10月24日まで続いた日経平均連騰の最長記録は16営業日でストップした。

これほど連騰が続いた要因を考えることは後知恵にすぎないが、
22日投票の衆議院選に向けての「希望の党」の失速が背景にあるのではと。

1989年にはじまった平成時代における内外からの日本への失望といえば、
バブル崩壊後の経済的な面はもちろん、政治的な混乱もあげられるだろう。

政治の世界では1992~93年の日本新党ブームを皮切りに、

  1. 不安定で短命な内閣は政策課題を解決できず問題を先送りにする。
  2. 有権者の政治不信が高まり、政党と有権者の結びつきが緩くなる。
  3. 政党制や政党組織も不安定化し、新党ブームが起きる。
  4. 不安定で短命な内閣が生み出される。(→1.へ戻る)

という負のスパイラルが止まらなかった。

ようやく落ち着いてきたところで都民ファーストの会や希望の党が現れ、
まだまだ混乱が続くのか?と思いきや、衆議院選挙前に失速していった。

一時の人気とりのために選挙に合わせて急造された政党や、
哲学なしに人気がありそうな政党にすり寄る政治家に対し、
私たち国民の多くが票を投じなかったことは明るい材料だ。

サミュエル・スマイルズの不朽の名著「自助論」。
この中に政治は国民を映す鏡であると指摘した一節がある。

一国の政治というものは、国民を映し出す鏡にすぎません。政治が国民のレベルより進みすぎている場合には、必ずや国民のレベルまでひきずり下ろされます。

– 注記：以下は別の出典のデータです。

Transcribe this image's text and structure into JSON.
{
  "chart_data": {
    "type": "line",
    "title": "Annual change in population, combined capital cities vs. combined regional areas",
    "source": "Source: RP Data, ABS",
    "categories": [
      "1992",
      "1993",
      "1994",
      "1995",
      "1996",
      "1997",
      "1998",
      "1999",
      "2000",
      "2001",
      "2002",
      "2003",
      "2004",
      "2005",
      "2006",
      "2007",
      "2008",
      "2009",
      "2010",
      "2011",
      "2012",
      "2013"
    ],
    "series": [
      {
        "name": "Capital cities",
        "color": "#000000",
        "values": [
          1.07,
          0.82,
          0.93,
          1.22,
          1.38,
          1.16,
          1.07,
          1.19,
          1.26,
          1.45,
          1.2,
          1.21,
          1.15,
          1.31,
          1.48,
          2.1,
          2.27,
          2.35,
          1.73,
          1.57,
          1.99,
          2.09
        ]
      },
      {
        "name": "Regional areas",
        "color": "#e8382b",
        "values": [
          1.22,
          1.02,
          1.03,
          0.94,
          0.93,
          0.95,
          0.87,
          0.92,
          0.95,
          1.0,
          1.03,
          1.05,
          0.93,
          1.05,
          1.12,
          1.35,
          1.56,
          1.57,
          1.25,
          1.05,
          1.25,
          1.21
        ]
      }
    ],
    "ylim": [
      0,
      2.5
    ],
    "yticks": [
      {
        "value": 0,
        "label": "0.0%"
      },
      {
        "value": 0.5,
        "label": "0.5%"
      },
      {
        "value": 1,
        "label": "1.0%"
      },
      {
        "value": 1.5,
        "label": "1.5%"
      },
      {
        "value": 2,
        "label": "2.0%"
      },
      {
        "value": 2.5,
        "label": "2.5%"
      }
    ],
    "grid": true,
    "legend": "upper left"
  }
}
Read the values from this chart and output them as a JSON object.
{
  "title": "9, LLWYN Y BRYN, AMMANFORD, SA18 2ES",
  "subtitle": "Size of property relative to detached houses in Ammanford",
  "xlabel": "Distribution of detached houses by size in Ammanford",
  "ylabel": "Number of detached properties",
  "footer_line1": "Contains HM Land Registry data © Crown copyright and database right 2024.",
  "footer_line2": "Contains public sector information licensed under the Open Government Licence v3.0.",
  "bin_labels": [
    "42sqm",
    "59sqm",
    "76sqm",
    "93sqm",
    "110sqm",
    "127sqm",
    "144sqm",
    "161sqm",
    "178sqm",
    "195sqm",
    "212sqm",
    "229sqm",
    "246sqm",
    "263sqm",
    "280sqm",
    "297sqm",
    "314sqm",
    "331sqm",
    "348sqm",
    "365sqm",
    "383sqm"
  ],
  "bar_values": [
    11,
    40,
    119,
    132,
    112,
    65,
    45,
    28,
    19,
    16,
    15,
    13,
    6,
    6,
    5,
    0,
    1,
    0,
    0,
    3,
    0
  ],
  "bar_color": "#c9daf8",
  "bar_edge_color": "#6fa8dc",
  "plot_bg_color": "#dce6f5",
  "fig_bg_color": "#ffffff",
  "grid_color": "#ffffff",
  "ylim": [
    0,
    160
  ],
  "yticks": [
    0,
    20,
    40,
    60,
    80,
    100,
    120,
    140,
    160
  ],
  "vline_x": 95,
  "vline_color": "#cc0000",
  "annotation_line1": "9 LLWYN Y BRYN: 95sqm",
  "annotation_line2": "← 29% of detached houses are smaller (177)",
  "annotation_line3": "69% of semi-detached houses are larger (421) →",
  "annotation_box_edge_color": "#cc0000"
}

反対に、政治のほうが国民より遅れているなら、政治のレベルは徐々に上がっていくでしょう。国がどんな法律や政治をもっているか、そこに国民の質が如実に反映されているさまは、見ていて面白いほどです。これは水が低きにつくような、ごく自然のなりゆきなのです。りっぱな国民にはりっぱな政治、無知で腐敗した国民には腐りはてた政治しかありえないのです。

希望の党の騒動を通じて、日本という国の成熟が確認され、
内外の投資家の日本に対する期待感が日経平均の連騰につながった。

そんな日本の未来に希望が持てる捉え方をしてみたい。